Thanks very much. This is getting more promising. I noticed that you have removed the two overwrites

@override fast_inside(union::BooleanUnion{Float64, SL, SR} where {SL,SR}, point::Point3{Float64}) = inside(union, point)
@override fast_inside(union::BooleanUnion{Float32, SL, SR} where {SL,SR}, point::Point3{Float32}) = inside(union, point)

If I put them back the performance improvement is not factors anymore.

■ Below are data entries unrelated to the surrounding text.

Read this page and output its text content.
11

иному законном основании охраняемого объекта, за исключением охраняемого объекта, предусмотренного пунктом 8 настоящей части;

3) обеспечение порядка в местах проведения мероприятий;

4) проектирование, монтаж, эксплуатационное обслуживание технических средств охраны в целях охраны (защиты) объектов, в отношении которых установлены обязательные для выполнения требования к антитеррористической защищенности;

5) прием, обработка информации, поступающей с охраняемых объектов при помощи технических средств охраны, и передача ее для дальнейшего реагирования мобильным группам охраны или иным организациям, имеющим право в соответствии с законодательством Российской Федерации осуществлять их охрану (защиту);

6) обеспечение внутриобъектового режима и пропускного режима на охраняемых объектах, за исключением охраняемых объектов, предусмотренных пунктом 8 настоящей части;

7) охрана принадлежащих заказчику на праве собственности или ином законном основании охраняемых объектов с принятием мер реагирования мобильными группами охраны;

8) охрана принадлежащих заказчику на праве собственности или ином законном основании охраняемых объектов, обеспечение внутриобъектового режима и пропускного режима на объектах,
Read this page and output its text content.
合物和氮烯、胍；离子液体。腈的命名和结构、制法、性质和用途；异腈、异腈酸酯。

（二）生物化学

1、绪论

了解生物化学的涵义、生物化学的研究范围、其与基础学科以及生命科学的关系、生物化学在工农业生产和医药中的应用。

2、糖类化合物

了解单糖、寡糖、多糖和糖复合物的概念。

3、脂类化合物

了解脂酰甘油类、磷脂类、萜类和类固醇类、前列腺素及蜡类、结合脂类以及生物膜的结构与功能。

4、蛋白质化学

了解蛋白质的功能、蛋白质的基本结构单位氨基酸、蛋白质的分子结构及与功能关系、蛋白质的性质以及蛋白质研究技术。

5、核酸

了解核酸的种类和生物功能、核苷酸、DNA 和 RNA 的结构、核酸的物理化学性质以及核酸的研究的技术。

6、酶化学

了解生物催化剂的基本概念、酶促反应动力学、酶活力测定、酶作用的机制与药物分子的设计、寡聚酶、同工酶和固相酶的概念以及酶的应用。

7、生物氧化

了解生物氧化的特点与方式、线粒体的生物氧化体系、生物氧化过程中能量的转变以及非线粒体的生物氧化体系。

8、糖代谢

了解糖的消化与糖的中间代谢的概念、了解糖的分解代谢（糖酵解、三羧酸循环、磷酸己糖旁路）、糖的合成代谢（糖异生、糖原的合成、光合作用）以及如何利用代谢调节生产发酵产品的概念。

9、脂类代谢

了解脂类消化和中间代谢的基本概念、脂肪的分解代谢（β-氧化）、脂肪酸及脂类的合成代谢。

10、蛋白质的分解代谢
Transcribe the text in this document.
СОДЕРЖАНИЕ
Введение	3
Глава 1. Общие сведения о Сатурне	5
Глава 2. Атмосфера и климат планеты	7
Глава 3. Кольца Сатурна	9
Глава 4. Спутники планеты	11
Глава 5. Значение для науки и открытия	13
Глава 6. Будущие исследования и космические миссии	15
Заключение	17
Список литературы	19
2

[ Info: fast_inside via Virtual.jl
  2.374 μs (0 allocations: 0 bytes)
[ Info: original inside with Vector of AbstractShapes
  3.120 μs (100 allocations: 3.12 KiB)
[ Info: original inside with Vector of union Shape
  282.230 ns (0 allocations: 0 bytes)

Putting back the BooleanUnion instances in the example I do not get any improvement, all the contrary

[ Info: fast_inside via Virtual.jl
  22.212 μs (132 allocations: 6.88 KiB)
[ Info: original inside with Vector of AbstractShapes
  4.819 μs (100 allocations: 3.12 KiB)
[ Info: original inside with Vector of union Shape
  18.894 μs (300 allocations: 12.94 KiB)

I learn with the discussion that Union splitting is very critical on the way the container is iterated. Just changing the inside_score function with

function inside_score(inside_func, point::Point3{T}, shapes::Vector{S}) where {T,S}
    s = 0
    for i in eachindex(shapes)
        inside_func(shapes[i], point) && ( s += 1)
    end
    return s
end

I recover the good performance of Union

[ Info: fast_inside via Virtual.jl
  16.641 μs (102 allocations: 5.31 KiB)
[ Info: original inside with Vector of AbstractShapes
  4.778 μs (100 allocations: 3.12 KiB)
[ Info: original inside with Vector of union Shape
  1.397 μs (42 allocations: 1.31 KiB)

However, I will probably hit a limit when exceeding a number of types in the Union.

thautwarm commented 2 years ago

That's true. Checking isa for a complex generic type is too heavy, and such cases do not fit using Virtual.jl.